Luckily for Kannan, his timing was impeccable. The $140 million in stock that Kana Communications paid for nascent BEI in December 1999 was the kind of windfall reserved for the shotgun exits and fast-track IPOs of the technology bubble. Soon Kana Communications saw its own stock fall through the floor below the one dollar mark, on the way to a desperation merger with also struggling Broadbase. Crafting an exit for 24/7 will require a lot more staying power, in a much more realistic market.

Quantum Shift

So how different is building a remote services company from building a software products firm? “Apart from the obvious differences, one also has to realize that in a BPO company, the processes cannot be viewed in isolation from the people. People are the most important asset of my company,” says Kannan.

“In the beginning,” Kannan contends, “I had to rely on my networks in companies to convince them that I could deliver. Our first client, AltaVista, agreed to work with us after I showed them our proposed facility in Bangalore. But the people were something of an unknown quantity to them, in the early days.”

Much Maligned

“Call centers are regarded as the poor cousin of the enabled services sector. Too many people think that a call center is just taking a call, sounding nice and hanging up. But to a company like Avis, I am a very important guy. I generate about $40 million in business every year for Avis. We also do a staggering job for AT&T,” Kannan says, declining to divulge figures.
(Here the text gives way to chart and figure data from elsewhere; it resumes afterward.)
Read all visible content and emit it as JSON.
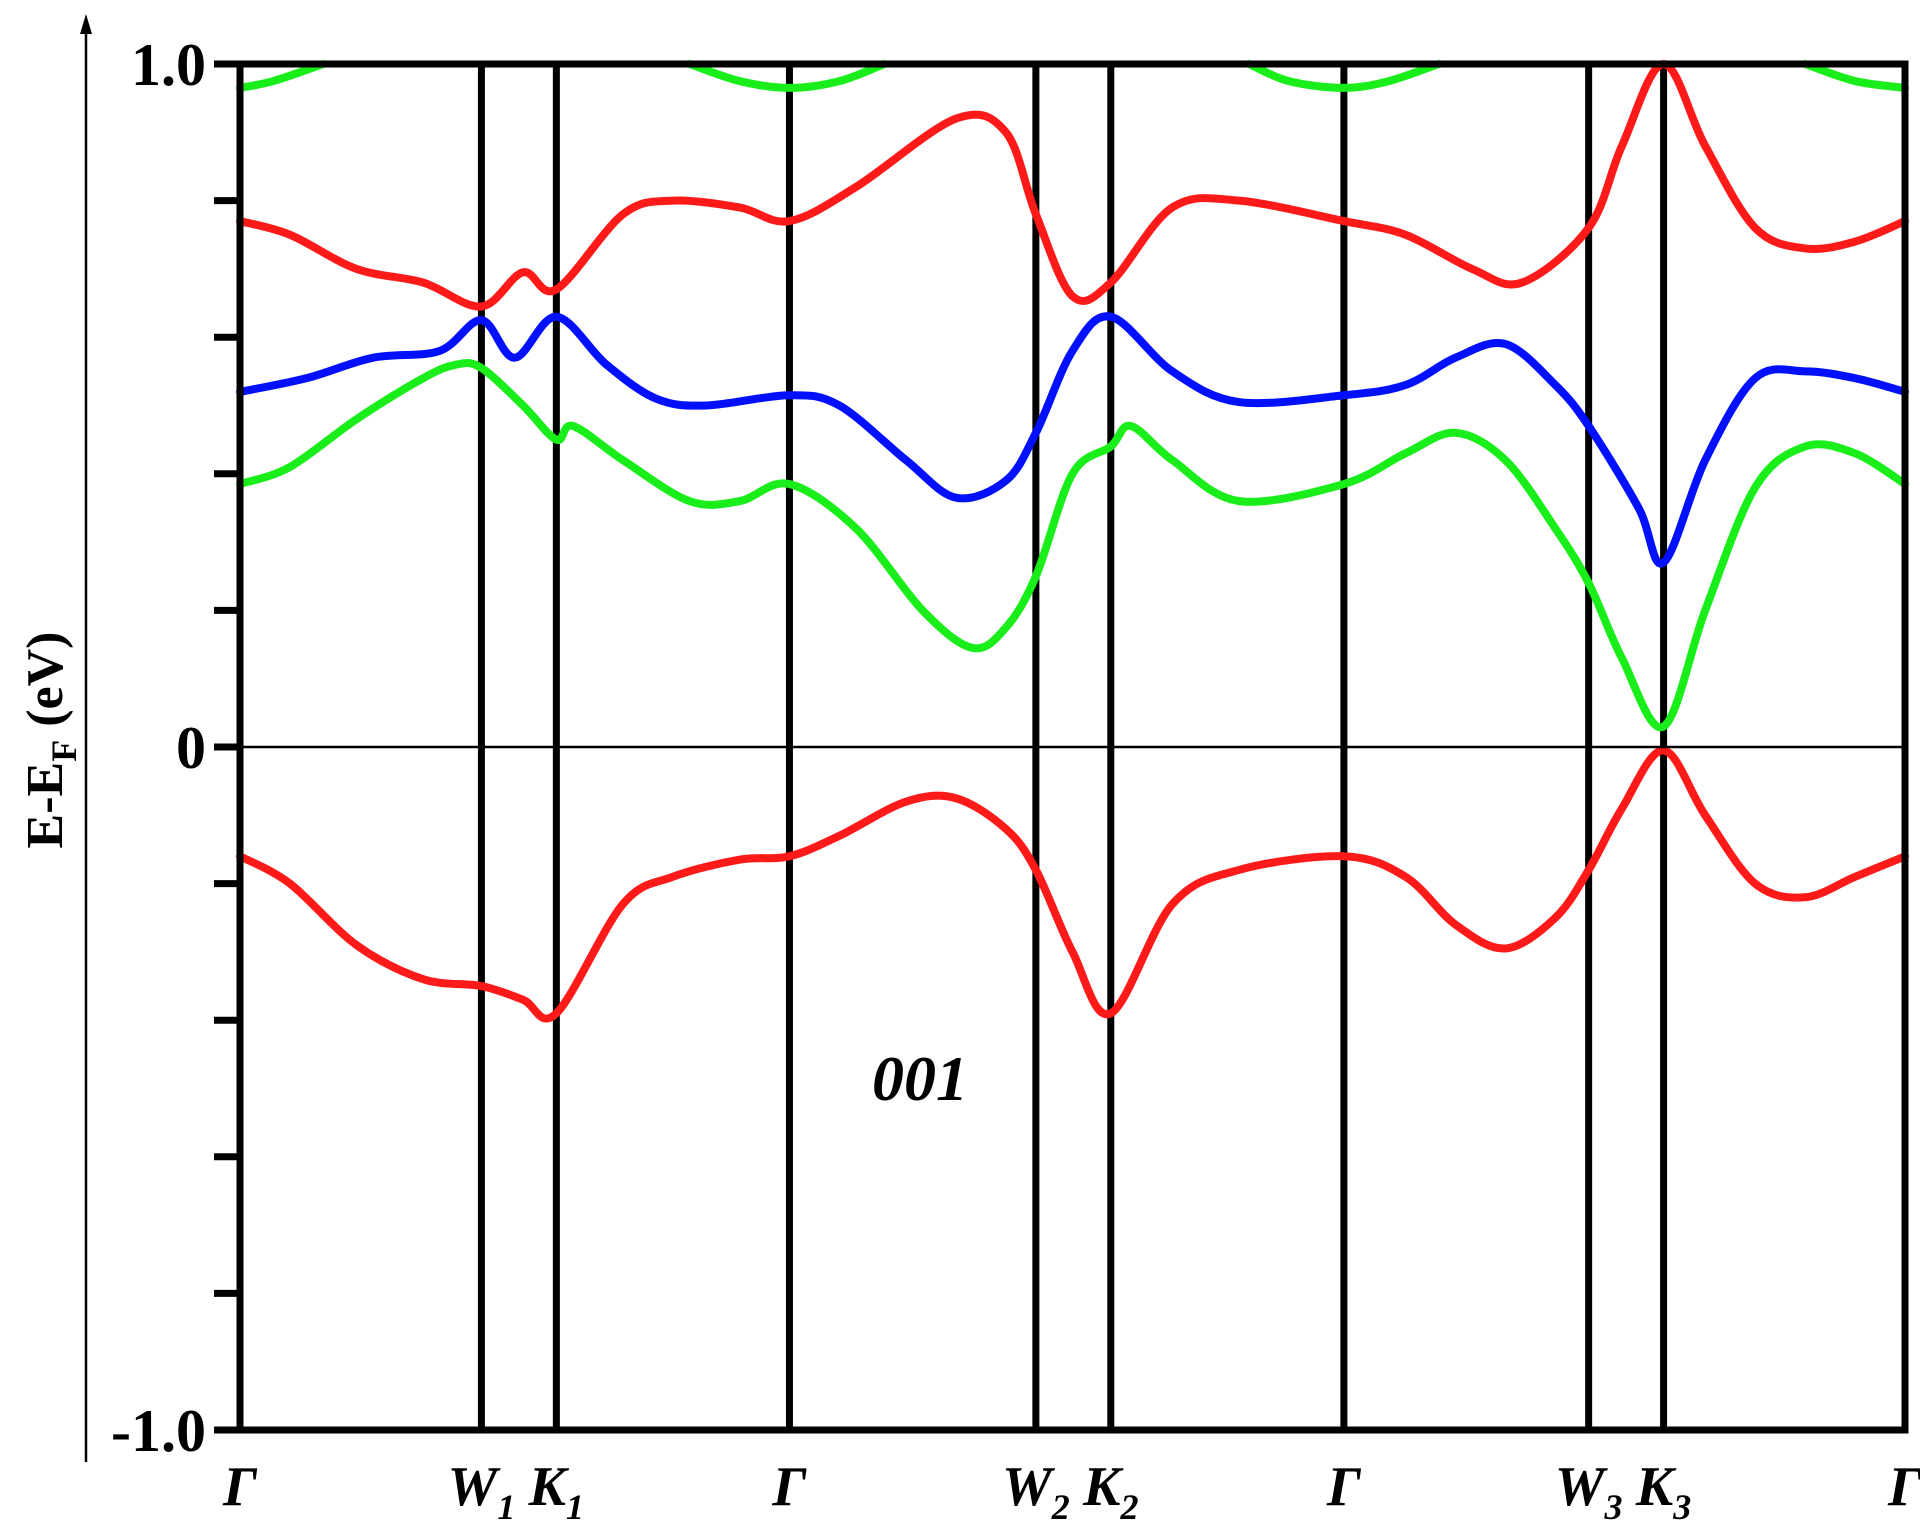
{
  "chart_data": {
    "type": "line",
    "ylabel_main": "E-E",
    "ylabel_sub": "F",
    "ylabel_units": " (eV)",
    "ylim": [
      -1.0,
      1.0
    ],
    "y_ticks": [
      {
        "value": 1.0,
        "label": "1.0"
      },
      {
        "value": 0.8,
        "label": ""
      },
      {
        "value": 0.6,
        "label": ""
      },
      {
        "value": 0.4,
        "label": ""
      },
      {
        "value": 0.2,
        "label": ""
      },
      {
        "value": 0.0,
        "label": "0"
      },
      {
        "value": -0.2,
        "label": ""
      },
      {
        "value": -0.4,
        "label": ""
      },
      {
        "value": -0.6,
        "label": ""
      },
      {
        "value": -0.8,
        "label": ""
      },
      {
        "value": -1.0,
        "label": "-1.0"
      }
    ],
    "kpoints": [
      {
        "pos": 0.0,
        "main": "Γ",
        "sub": ""
      },
      {
        "pos": 0.145,
        "main": "W",
        "sub": "1"
      },
      {
        "pos": 0.19,
        "main": "K",
        "sub": "1"
      },
      {
        "pos": 0.33,
        "main": "Γ",
        "sub": ""
      },
      {
        "pos": 0.478,
        "main": "W",
        "sub": "2"
      },
      {
        "pos": 0.523,
        "main": "K",
        "sub": "2"
      },
      {
        "pos": 0.663,
        "main": "Γ",
        "sub": ""
      },
      {
        "pos": 0.81,
        "main": "W",
        "sub": "3"
      },
      {
        "pos": 0.855,
        "main": "K",
        "sub": "3"
      },
      {
        "pos": 1.0,
        "main": "Γ",
        "sub": ""
      }
    ],
    "fermi_level": 0,
    "annotation": "001",
    "series": [
      {
        "color": "#ff1a1a",
        "x": [
          0.0,
          0.03,
          0.07,
          0.11,
          0.145,
          0.17,
          0.19,
          0.23,
          0.26,
          0.3,
          0.33,
          0.36,
          0.4,
          0.43,
          0.46,
          0.478,
          0.5,
          0.523,
          0.56,
          0.6,
          0.663,
          0.7,
          0.73,
          0.76,
          0.79,
          0.81,
          0.83,
          0.855,
          0.88,
          0.91,
          0.94,
          0.97,
          1.0
        ],
        "y": [
          -0.16,
          -0.2,
          -0.29,
          -0.34,
          -0.35,
          -0.37,
          -0.39,
          -0.23,
          -0.19,
          -0.165,
          -0.16,
          -0.13,
          -0.08,
          -0.075,
          -0.12,
          -0.18,
          -0.3,
          -0.39,
          -0.23,
          -0.18,
          -0.16,
          -0.19,
          -0.26,
          -0.295,
          -0.25,
          -0.18,
          -0.09,
          -0.005,
          -0.1,
          -0.2,
          -0.22,
          -0.19,
          -0.16
        ]
      },
      {
        "color": "#ff1a1a",
        "x": [
          0.0,
          0.03,
          0.07,
          0.11,
          0.145,
          0.17,
          0.19,
          0.23,
          0.26,
          0.3,
          0.33,
          0.37,
          0.43,
          0.46,
          0.478,
          0.5,
          0.523,
          0.56,
          0.6,
          0.663,
          0.7,
          0.74,
          0.77,
          0.81,
          0.83,
          0.855,
          0.88,
          0.91,
          0.94,
          0.97,
          1.0
        ],
        "y": [
          0.77,
          0.75,
          0.7,
          0.68,
          0.645,
          0.695,
          0.67,
          0.78,
          0.8,
          0.79,
          0.77,
          0.82,
          0.92,
          0.9,
          0.78,
          0.66,
          0.68,
          0.79,
          0.8,
          0.77,
          0.75,
          0.7,
          0.68,
          0.76,
          0.88,
          1.0,
          0.88,
          0.76,
          0.73,
          0.74,
          0.77
        ]
      },
      {
        "color": "#0010ff",
        "x": [
          0.0,
          0.04,
          0.08,
          0.12,
          0.145,
          0.165,
          0.19,
          0.22,
          0.25,
          0.28,
          0.33,
          0.36,
          0.4,
          0.43,
          0.46,
          0.478,
          0.5,
          0.523,
          0.56,
          0.6,
          0.663,
          0.7,
          0.73,
          0.76,
          0.79,
          0.81,
          0.84,
          0.855,
          0.88,
          0.91,
          0.94,
          0.97,
          1.0
        ],
        "y": [
          0.52,
          0.54,
          0.57,
          0.58,
          0.625,
          0.57,
          0.63,
          0.56,
          0.51,
          0.5,
          0.515,
          0.5,
          0.42,
          0.365,
          0.39,
          0.46,
          0.58,
          0.63,
          0.55,
          0.505,
          0.515,
          0.53,
          0.57,
          0.59,
          0.53,
          0.47,
          0.35,
          0.27,
          0.42,
          0.54,
          0.55,
          0.54,
          0.52
        ]
      },
      {
        "color": "#1aee1a",
        "x": [
          0.0,
          0.03,
          0.07,
          0.11,
          0.13,
          0.145,
          0.17,
          0.19,
          0.2,
          0.23,
          0.27,
          0.3,
          0.33,
          0.37,
          0.41,
          0.44,
          0.46,
          0.478,
          0.5,
          0.523,
          0.535,
          0.56,
          0.6,
          0.663,
          0.7,
          0.73,
          0.76,
          0.79,
          0.81,
          0.83,
          0.855,
          0.88,
          0.91,
          0.94,
          0.97,
          1.0
        ],
        "y": [
          0.385,
          0.41,
          0.48,
          0.54,
          0.56,
          0.555,
          0.5,
          0.45,
          0.47,
          0.42,
          0.36,
          0.36,
          0.385,
          0.32,
          0.2,
          0.145,
          0.175,
          0.25,
          0.4,
          0.44,
          0.47,
          0.42,
          0.36,
          0.385,
          0.43,
          0.46,
          0.42,
          0.32,
          0.24,
          0.13,
          0.03,
          0.2,
          0.38,
          0.44,
          0.43,
          0.385
        ]
      },
      {
        "color": "#1aee1a",
        "x": [
          0.0,
          0.02,
          0.05
        ],
        "y": [
          0.965,
          0.975,
          1.0
        ]
      },
      {
        "color": "#1aee1a",
        "x": [
          0.27,
          0.3,
          0.33,
          0.36,
          0.387
        ],
        "y": [
          1.0,
          0.975,
          0.965,
          0.975,
          1.0
        ]
      },
      {
        "color": "#1aee1a",
        "x": [
          0.606,
          0.63,
          0.663,
          0.69,
          0.72
        ],
        "y": [
          1.0,
          0.975,
          0.965,
          0.975,
          1.0
        ]
      },
      {
        "color": "#1aee1a",
        "x": [
          0.94,
          0.97,
          1.0
        ],
        "y": [
          1.0,
          0.975,
          0.965
        ]
      }
    ]
  }
}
Kannan’s angst probably stems from the fact that this is a sector where results are obtained real-time. “If a customer is unhappy, we get to know of it immediately. Whereas in a software company, you don’t tamper with the code every day,” he says. “In this field, a few minor errors could mean a lost account. You don’t recover from that.”

Kannan highlights the importance of consistent performance. “When you promise a client certain capabilities, you have to be prepared not only to meet those expectations consistently, but also exceed them. That is what it takes to succeed at this level,” he says.

It remains to be seen whether Kannan lives up to his promises, in the face of intense competition from other players in the domain. His goal to ramp up to an IPO will depend on how many clients decide that what 24/7 offers is more attractive than what they could do in the U.S., or develop themselves in India.